Но после подобных вышеприведенных попыток я оставил моих врачей в покое и перестал расспрашивать их, потому что все равно и сам не поверил бы правдивости и безпристрастности их ответов.
Пробовал я и впоследствии “обследовать научно” этот вопрос; но результат получился почти тот же; я встречал такое же апатичное отношение ко всяким самостоятельным “обследованиям”, такое же рабство мысли, такой же малодушный страх перешагнуть за черту очерченного наукой круга.
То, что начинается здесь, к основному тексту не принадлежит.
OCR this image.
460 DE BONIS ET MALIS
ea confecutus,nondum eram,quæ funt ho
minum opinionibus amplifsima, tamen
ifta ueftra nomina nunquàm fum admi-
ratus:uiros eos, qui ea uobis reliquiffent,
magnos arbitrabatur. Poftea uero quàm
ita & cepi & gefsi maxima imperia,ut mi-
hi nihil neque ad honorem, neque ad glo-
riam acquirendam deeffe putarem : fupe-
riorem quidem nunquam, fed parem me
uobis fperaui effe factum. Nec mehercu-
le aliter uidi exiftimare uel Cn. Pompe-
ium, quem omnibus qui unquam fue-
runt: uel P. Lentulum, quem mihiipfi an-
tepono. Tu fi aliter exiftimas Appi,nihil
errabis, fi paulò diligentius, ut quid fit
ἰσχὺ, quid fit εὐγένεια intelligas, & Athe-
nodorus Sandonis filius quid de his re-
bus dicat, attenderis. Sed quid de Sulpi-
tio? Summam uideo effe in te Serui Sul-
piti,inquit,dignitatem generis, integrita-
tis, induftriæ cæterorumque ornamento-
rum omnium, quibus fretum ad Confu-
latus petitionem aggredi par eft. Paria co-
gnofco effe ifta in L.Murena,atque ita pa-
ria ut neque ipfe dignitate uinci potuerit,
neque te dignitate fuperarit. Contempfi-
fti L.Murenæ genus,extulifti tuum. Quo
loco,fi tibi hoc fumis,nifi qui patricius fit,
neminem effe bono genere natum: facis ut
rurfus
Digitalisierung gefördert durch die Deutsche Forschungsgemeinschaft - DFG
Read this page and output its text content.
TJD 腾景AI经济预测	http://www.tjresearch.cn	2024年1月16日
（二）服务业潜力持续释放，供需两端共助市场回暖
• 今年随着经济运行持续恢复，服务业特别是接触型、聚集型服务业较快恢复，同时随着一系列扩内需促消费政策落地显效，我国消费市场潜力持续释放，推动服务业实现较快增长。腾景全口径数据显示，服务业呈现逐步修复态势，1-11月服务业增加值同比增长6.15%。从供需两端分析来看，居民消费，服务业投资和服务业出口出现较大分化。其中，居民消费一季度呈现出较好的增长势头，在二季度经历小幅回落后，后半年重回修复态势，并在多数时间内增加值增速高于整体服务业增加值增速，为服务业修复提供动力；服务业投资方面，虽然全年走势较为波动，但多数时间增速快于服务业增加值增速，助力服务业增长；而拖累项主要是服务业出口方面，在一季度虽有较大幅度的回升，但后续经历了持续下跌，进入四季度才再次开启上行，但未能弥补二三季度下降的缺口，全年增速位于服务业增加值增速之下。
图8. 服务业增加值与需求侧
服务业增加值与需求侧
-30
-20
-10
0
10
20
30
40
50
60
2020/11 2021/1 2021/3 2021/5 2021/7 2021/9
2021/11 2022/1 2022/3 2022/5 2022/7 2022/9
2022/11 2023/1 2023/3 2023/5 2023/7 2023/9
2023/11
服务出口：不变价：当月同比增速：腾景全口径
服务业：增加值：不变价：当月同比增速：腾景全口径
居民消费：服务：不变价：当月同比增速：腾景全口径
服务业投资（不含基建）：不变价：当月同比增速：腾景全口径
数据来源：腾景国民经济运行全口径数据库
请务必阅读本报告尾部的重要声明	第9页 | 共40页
А наука… Ах, какое тут постигло разочарование! Когда я спрашивал: возможно ли человеку, впавшему в летаргию при наступившем после воспаления легких отеке очнуться, или наблюдались ли в медицине и возможны ли по закону природы вообще такие случаи, чтобы во время летаргии больной совершенно выздоравливал от болезни, весь ход которой и финал являлись, по мнению врачей, вполне естественно и правильно наступившей смертью, мне обыкновенно сразу отвечали отрицательно. Но сейчас же, при дальнейших моих вопросах, уверенный тон переходил в гадательный, появлялись разные “впрочем”, “знаете”, и т. п. О том, что это было со мной, конечно, нечего было и заикаться. Тут уж сразу, без малейшей запинки, выплывало всеподданейшее пред наукой и всеобъемлющее и всеудовлетворяющее ученых: “раз это было с вами…”, и проч. И никакого недоумения, удивления, что указывало на полнейшее отсутствие уверенности и обоснованности того, что говорилось за четверть часа перед тем. Меня, как не посвященного в тонкости этой науки, да еще на беду привыкшего рассуждать, ужасно злило это, и я не раз с горячностью спрашивал, ставя вопрос ребром: — Но скажите, пожалуйста, пусть летаргия явление редкое, пусть сама она мало наблюдалась, мало исследована, но неужели же в ваших законоположениях о жизни организма нельзя найти сколько-нибудь определенного ответа на подобные вопросы?